While standing in line for the reunion dinner buffet, Scott struck up a conversation with an old classmate named Dwight Erickson. Even though they weren't close friends in high school, they reminisced about their high school years and shared stories about their lives. During the course of their conversation, Scott's need for a kidney transplant came up. Dwight, a religious man, told Scott that he would pray for him. Scott appreciated his kind words and spent the rest of the night catching up with old friends, including a classmate named Regina Bellina. After learning about Scott's plight, Regina suggested using their high school alumni Facebook page to help him find a potential kidney donor. He was initially apprehensive about the idea, but ultimately realized that he had nothing to lose and only a kidney to gain.
Two months later, on December 7, 2011, Scott and his family received a life-changing phone call. It was Scott's doctors who stated that they had a kidney match. Unbeknownst to them, someone had come forward to be tested as a living donor. The doctors shared that the donor wanted to personally tell Scott the good news and would be calling him later that evening.
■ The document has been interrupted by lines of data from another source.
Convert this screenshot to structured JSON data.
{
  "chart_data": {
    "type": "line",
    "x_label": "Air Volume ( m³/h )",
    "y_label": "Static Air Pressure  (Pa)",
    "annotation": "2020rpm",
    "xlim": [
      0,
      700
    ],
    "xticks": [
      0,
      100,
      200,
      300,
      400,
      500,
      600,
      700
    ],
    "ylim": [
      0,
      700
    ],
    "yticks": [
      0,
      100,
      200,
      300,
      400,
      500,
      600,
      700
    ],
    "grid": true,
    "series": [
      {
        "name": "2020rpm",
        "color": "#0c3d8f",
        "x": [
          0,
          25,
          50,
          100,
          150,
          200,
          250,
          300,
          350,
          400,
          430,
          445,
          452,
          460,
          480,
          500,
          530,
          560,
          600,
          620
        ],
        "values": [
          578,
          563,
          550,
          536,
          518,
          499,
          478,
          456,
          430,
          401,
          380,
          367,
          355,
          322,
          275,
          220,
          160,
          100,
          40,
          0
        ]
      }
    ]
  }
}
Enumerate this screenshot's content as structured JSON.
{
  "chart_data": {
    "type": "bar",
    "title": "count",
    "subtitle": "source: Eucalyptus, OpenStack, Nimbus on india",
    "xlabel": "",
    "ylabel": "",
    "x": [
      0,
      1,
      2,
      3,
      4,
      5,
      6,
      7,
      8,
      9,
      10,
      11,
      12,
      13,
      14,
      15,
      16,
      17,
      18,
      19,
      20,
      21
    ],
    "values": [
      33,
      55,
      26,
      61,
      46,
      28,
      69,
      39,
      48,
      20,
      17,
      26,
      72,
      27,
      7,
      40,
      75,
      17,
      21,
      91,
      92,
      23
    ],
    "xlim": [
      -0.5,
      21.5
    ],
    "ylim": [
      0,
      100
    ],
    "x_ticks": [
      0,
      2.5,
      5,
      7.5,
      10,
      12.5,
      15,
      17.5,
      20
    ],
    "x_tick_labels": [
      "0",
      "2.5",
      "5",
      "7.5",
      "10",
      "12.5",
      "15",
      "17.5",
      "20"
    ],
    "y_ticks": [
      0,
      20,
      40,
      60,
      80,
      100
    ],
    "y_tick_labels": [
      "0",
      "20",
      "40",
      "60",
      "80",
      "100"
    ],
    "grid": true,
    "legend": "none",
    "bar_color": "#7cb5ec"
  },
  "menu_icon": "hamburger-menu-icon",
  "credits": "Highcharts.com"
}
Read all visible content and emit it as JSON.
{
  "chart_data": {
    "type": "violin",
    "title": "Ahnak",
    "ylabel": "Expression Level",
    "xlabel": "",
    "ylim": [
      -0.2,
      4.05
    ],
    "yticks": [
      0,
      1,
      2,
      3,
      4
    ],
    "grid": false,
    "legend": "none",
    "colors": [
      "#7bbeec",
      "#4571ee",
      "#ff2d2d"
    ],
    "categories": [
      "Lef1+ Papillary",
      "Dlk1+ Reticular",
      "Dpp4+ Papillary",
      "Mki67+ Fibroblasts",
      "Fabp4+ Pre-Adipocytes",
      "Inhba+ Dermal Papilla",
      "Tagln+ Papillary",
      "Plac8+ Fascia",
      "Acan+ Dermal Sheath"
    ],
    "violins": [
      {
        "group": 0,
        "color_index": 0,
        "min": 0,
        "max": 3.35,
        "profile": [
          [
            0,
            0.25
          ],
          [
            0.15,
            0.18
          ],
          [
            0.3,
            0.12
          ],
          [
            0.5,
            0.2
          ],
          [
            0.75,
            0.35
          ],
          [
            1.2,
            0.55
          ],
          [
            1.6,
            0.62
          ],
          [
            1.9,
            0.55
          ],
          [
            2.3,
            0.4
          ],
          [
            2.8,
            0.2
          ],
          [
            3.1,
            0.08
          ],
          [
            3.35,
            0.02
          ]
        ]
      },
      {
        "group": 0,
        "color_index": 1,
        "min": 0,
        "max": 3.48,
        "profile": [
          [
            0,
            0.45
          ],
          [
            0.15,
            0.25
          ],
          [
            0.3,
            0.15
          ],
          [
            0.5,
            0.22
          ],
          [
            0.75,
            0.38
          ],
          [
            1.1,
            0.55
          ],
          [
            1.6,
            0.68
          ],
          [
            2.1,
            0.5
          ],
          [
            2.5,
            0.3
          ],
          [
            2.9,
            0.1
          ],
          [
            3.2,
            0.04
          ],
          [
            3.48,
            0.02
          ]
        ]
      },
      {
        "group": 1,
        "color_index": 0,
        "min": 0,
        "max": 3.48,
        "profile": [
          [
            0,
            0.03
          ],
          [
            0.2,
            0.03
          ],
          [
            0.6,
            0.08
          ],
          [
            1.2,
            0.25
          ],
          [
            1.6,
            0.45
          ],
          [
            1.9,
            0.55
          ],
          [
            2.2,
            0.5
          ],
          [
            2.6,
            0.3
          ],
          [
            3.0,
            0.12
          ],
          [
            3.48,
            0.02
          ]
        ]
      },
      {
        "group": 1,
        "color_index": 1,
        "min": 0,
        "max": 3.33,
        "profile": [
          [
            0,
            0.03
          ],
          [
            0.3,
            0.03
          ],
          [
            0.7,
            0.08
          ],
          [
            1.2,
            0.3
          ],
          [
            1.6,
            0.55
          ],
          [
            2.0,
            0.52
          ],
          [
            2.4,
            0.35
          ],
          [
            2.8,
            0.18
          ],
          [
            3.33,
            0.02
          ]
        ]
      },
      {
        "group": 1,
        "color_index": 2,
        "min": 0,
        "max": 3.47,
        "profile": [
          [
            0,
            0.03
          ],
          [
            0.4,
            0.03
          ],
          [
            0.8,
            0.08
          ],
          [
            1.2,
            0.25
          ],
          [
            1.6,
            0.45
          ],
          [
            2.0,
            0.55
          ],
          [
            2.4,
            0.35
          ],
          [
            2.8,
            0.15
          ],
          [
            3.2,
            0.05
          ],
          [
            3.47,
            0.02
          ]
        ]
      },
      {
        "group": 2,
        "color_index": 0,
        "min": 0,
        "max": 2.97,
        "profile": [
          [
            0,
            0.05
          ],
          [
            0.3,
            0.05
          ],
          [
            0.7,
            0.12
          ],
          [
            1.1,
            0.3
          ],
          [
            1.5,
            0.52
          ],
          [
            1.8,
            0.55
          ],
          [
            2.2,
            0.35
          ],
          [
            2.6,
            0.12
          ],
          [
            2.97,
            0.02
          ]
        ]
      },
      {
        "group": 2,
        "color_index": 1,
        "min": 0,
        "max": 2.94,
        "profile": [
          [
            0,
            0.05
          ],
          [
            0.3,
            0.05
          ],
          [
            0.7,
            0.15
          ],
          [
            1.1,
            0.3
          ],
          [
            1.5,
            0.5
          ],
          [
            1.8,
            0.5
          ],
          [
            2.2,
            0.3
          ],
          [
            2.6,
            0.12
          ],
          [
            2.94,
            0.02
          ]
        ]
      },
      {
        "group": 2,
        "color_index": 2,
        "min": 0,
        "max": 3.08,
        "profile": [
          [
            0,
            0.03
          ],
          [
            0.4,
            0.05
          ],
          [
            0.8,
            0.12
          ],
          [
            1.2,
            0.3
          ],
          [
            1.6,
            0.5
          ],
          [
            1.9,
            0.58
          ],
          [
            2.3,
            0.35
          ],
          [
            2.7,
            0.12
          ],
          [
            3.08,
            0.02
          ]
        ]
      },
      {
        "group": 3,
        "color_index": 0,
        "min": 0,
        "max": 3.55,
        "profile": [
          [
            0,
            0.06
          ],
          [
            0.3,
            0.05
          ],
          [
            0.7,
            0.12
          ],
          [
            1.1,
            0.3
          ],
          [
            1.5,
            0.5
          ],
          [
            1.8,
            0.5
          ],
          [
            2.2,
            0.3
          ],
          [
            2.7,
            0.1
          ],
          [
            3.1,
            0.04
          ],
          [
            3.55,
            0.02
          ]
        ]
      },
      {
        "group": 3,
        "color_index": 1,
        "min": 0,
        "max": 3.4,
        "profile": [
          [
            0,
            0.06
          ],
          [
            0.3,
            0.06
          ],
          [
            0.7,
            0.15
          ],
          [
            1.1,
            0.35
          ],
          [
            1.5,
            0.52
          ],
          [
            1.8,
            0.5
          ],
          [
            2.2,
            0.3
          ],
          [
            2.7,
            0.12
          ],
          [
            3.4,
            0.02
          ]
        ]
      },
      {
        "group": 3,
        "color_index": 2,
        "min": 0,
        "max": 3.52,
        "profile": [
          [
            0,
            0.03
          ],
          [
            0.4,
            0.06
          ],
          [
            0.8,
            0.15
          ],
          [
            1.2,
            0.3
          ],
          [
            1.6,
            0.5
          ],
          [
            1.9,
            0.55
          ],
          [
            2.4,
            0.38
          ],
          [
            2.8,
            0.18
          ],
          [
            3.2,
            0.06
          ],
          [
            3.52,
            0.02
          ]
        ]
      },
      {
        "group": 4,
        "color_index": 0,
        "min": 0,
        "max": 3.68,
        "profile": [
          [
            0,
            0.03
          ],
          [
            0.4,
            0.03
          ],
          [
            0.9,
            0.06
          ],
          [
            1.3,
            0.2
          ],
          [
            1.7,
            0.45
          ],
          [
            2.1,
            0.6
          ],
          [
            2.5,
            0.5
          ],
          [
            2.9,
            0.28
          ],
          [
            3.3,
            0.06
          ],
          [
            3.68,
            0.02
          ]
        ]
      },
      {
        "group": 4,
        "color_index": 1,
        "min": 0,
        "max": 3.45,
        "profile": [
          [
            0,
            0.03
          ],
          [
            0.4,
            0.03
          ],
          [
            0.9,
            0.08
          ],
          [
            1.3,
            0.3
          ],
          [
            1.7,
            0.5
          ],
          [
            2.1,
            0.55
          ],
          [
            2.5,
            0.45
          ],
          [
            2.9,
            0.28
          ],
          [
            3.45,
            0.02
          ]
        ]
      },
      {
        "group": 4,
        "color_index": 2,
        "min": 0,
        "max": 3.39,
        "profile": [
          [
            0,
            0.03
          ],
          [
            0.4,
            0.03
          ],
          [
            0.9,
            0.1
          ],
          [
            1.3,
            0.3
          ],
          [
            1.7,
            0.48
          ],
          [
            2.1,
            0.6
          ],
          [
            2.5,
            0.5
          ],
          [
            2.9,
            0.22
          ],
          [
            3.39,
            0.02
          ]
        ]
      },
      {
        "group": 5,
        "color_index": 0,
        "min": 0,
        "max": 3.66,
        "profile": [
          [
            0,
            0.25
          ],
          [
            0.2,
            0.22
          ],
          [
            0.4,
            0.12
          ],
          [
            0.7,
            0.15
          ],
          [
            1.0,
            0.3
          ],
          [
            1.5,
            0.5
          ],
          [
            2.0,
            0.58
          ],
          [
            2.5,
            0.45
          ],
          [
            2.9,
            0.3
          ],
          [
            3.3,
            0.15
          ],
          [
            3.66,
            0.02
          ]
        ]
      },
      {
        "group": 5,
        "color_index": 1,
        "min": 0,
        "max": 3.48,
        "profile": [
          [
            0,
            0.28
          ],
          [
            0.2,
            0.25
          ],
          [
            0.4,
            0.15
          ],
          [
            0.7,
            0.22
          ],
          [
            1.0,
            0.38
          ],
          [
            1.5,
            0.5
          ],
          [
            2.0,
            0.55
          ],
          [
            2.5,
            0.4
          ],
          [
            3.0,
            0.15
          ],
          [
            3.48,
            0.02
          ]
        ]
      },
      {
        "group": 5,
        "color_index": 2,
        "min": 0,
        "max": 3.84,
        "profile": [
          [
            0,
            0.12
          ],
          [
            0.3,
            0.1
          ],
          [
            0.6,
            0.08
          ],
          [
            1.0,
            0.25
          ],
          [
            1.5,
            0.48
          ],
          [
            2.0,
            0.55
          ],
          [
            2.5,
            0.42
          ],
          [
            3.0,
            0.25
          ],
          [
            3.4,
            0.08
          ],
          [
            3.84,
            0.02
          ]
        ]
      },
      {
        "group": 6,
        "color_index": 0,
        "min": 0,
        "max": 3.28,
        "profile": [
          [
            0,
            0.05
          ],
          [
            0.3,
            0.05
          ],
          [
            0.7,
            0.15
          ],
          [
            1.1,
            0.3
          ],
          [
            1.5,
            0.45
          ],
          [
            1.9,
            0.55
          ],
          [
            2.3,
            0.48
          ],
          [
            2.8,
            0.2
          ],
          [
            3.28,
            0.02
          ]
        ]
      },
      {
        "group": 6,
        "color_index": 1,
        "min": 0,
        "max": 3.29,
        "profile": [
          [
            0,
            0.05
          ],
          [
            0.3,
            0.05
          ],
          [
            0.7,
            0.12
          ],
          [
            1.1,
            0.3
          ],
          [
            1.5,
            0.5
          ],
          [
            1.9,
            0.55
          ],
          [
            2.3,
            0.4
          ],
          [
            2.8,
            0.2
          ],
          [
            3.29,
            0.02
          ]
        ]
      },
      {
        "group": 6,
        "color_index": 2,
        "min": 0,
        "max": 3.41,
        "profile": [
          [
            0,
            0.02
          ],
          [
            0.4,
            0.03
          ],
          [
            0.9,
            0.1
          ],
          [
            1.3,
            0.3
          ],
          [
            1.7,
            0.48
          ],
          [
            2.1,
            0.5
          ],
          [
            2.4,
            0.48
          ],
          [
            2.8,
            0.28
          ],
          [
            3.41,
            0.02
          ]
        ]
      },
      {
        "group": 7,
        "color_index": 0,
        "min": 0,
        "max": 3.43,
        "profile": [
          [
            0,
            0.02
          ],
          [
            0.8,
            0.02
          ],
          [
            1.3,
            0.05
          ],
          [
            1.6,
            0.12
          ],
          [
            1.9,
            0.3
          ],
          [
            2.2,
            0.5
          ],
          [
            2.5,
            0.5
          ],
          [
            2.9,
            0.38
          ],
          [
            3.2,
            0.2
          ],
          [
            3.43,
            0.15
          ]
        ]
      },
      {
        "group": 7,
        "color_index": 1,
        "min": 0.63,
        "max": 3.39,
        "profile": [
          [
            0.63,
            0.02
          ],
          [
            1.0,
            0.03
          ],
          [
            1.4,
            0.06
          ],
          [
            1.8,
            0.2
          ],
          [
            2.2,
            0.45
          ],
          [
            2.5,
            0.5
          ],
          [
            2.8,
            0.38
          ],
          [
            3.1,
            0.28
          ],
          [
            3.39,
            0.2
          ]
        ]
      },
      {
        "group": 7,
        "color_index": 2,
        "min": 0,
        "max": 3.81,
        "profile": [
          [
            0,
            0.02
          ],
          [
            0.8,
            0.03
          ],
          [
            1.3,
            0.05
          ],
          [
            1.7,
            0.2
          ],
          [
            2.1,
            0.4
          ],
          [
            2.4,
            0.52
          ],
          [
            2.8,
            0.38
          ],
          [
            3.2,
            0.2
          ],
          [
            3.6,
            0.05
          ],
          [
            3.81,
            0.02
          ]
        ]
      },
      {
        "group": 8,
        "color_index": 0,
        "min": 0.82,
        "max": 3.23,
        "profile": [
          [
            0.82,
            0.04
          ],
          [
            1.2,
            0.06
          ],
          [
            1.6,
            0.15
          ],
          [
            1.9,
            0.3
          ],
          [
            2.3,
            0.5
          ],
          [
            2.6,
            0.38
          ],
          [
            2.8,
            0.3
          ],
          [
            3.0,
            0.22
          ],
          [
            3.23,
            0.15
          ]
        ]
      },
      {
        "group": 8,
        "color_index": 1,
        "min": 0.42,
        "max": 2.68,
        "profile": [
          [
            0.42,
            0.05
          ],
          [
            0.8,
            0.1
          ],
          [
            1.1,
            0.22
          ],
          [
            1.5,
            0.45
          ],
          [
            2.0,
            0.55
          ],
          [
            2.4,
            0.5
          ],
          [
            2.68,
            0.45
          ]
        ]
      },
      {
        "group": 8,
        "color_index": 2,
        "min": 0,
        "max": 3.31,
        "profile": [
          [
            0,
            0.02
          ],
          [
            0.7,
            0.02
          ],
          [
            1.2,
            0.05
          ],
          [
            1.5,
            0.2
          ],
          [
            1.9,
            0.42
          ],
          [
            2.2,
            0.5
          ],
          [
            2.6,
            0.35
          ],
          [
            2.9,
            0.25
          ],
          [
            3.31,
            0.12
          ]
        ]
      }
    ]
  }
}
As they waited anxiously for the phone to ring, the De Ments felt both curious and overjoyed.
Sure enough, Dwight saw the Facebook post and remembered the conversation he had with Scott at the reunion. He couldn't shake the feeling that he needed to do something more than just pray, so he volunteered his spare kidney. Fortunately for Scott, he was a match.
Barbara, Scott's wife, still gets emotional talking about the kidney transplant and their donor miracle. Barbara says, "It was really scary to think about my husband's fate while watching his kidney function decline. Dwight is not only an incredible person, but he's our organ donor hero."
In honor of National Donate Life Month this April, Barbara and Scott's teenage son, Ryan, reached out to the National Kidney Foundation to share his family's story. He wanted to recognize Dwight and highlight that sometimes miracles happen when you least expect them to, encouraging all those waiting for a kidney transplant not to lose hope.